The second myth, that of Daedalus and Icarus, bookends the narrative of Fun Home. Though the myth is a narrative about a parent and child, Bruce again in many ways plays both roles in the tragic narrative. Just as Icarus flies too close to the sun and plummets to his death because of his father’s miscalculation, Bruce has a similarly tragic premature end, though it is likely one he architects himself. At the same time, the final illustration of the book depicts Alison jumping off a diving board into Bruce’s arms, and through that image Alison seems to imply that because Bruce served both roles in the Icarus/Daedalus narrative, Bruce’s physical presence through Alison’s childhood and adolescence, though often hurtful and erratic, might have helped prevent her from flying too close to the sun and plummeting prematurely as he did.

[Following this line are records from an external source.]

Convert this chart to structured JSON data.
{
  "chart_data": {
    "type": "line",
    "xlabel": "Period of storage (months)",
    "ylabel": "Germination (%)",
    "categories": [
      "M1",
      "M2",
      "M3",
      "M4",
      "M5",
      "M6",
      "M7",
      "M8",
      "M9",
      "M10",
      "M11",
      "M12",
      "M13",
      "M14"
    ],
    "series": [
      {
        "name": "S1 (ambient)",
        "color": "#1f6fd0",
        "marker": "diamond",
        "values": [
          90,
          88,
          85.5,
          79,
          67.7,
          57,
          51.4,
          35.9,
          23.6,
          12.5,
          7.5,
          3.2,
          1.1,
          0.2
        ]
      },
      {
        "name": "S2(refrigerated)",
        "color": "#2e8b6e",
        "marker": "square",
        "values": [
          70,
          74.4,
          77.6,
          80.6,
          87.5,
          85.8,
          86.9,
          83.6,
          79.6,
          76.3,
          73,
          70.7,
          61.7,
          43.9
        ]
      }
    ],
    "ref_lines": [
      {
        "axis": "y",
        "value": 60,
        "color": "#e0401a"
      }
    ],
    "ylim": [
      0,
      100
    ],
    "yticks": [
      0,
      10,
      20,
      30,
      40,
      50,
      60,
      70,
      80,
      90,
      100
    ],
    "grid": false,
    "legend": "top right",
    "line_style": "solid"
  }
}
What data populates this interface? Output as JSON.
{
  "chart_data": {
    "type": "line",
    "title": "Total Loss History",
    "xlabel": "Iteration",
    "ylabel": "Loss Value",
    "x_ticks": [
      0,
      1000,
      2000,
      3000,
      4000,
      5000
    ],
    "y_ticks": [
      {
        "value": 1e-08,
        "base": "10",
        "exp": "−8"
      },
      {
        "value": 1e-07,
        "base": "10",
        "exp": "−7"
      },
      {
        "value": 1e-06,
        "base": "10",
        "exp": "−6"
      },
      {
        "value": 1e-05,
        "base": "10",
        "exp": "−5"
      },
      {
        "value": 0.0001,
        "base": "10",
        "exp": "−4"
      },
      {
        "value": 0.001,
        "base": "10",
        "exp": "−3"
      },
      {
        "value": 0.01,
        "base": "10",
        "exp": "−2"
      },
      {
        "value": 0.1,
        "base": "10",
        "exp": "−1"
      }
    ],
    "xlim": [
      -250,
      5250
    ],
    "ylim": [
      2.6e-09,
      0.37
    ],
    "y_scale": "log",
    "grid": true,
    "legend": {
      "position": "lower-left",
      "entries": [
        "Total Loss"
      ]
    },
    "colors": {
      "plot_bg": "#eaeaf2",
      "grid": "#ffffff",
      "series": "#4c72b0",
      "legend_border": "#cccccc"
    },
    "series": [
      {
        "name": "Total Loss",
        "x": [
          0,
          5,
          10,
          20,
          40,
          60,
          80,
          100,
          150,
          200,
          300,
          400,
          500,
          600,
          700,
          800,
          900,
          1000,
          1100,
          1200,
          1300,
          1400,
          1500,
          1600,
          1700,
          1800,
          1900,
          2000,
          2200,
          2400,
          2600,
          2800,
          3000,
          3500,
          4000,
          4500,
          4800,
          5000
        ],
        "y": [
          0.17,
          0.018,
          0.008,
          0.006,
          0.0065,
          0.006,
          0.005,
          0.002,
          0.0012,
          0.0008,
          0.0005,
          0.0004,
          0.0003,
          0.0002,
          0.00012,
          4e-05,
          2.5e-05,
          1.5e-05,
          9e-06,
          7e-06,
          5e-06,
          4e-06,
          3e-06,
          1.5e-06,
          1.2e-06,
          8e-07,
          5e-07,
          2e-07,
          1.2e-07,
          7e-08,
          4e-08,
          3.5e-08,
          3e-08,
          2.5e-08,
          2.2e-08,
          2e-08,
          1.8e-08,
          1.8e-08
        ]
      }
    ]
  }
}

Perhaps Alison inherited her father’s compulsive, erratic Daedalus-like drive and ingenuity, but Bruce’s fall may have made her able to put those traits to far less self-destructive purposes than he did (such as the creation of this graphic memoir).
Daedalus, Icarus, and the Minotaur Quotes in Fun Home
What if Icarus hadn’t hurtled into the sea? What if he’d inherited his father’s inventive bent? What might he have wrought? He did hurtle into the sea, of course. But in the tricky reverse narration that impels our entwined stories, he was there to catch me when I leapt.